Kendine " söz geçirebilen"
kişi insan ilişkilerinde çok daha az sorun yaşar.
İlkeleri olan, kişiliği oturuşmuş,
güvenilir ve dürüst bireyler, daldan dala atlamayan siyasetçiler bir ülkenin
geleceği için sağlıklı ve huzurlu bir toplum için ne denli önemlidir değil mi…
Yaşam bir bakıma bir savaştır, doğru…
İnsan birçok şey ile savaşmak
zorundadır, bu da doğru…
Her bir durumda yaşamdaki o savaşı
kazanabilmesi için ise "önce" kendisini çok iyi "tanıması"
gerekir, kendini o savaşta en iyi sonucu alabileceği bir biçimde eğitmesi,
ilkeli ve kişilikli olabilmesi, kendine söz geçirmesi gerekir.
Doğru yolu bulabilmek, doğru çözümlere
ulaşabilmek için "sakince" ve "akıl" yoluyla düşünmelidir,
davranabilmelidir.
Zaten bunları anlayıp, yaşamına
geçirdiğinde birçok sorunu halledilmiş olacaktır.

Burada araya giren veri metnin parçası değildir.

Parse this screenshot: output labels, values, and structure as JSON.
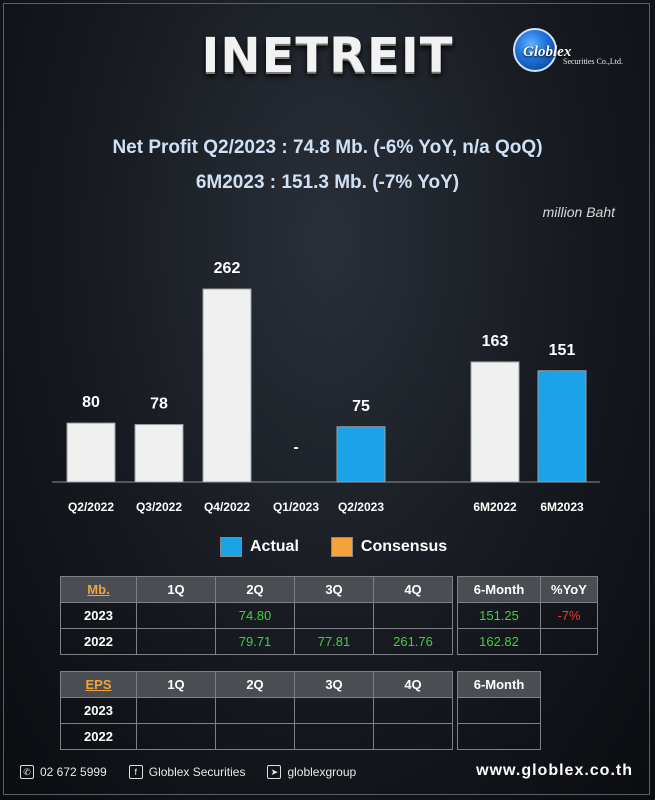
{
  "title": "INETREIT",
  "logo": {
    "name": "Globlex",
    "sub": "Securities Co.,Ltd."
  },
  "headline1": "Net Profit  Q2/2023 : 74.8 Mb. (-6% YoY,  n/a  QoQ)",
  "headline2": "6M2023 : 151.3 Mb. (-7% YoY)",
  "unit": "million Baht",
  "colors": {
    "actual": "#1aa3e8",
    "history": "#f0f0f0",
    "consensus": "#f7a23b"
  },
  "chart_data": {
    "type": "bar",
    "categories": [
      "Q2/2022",
      "Q3/2022",
      "Q4/2022",
      "Q1/2023",
      "Q2/2023",
      "6M2022",
      "6M2023"
    ],
    "values": [
      80,
      78,
      262,
      null,
      75,
      163,
      151
    ],
    "labels": [
      "80",
      "78",
      "262",
      "-",
      "75",
      "163",
      "151"
    ],
    "kind": [
      "history",
      "history",
      "history",
      "history",
      "actual",
      "history",
      "actual"
    ],
    "ylim": [
      0,
      300
    ],
    "legend": [
      "Actual",
      "Consensus"
    ]
  },
  "legend": {
    "actual": "Actual",
    "consensus": "Consensus"
  },
  "table1": {
    "header": [
      "Mb.",
      "1Q",
      "2Q",
      "3Q",
      "4Q"
    ],
    "side_header": [
      "6-Month",
      "%YoY"
    ],
    "rows": [
      {
        "year": "2023",
        "q": [
          "",
          "74.80",
          "",
          ""
        ],
        "m6": "151.25",
        "yoy": "-7%"
      },
      {
        "year": "2022",
        "q": [
          "",
          "79.71",
          "77.81",
          "261.76"
        ],
        "m6": "162.82",
        "yoy": ""
      }
    ]
  },
  "table2": {
    "header": [
      "EPS",
      "1Q",
      "2Q",
      "3Q",
      "4Q"
    ],
    "side_header": [
      "6-Month"
    ],
    "rows": [
      {
        "year": "2023",
        "q": [
          "",
          "",
          "",
          ""
        ],
        "m6": ""
      },
      {
        "year": "2022",
        "q": [
          "",
          "",
          "",
          ""
        ],
        "m6": ""
      }
    ]
  },
  "footer": {
    "phone": "02 672 5999",
    "facebook": "Globlex Securities",
    "telegram": "globlexgroup",
    "website": "www.globlex.co.th"
  }
}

Küçük çıkarlar için, ucuz şöhretler
için oraya buraya yönelmek, daldan dala atlamak ve de toplumda güvenilirliğini,
saygınlığını yitirmek pek mi iyidir…
Huzur dolu bir toplumda, adil ve
haktan, hukuktan yana bir devlette, sağlıklı bir ülkede yaşayabilmek, çağdaş
uygarlık düzeyine erişebilmek için asla umutlarımızı yitirmemek üzere…
Mutlu ve huzurlu bir yaşamın içinde
olmak, insanlarla düzgün ve güzel ilişkilerde bulunmak dileklerimle...
.
Öğretmen Gönen ÇIBIKCI, 11.03.2023, MŞ.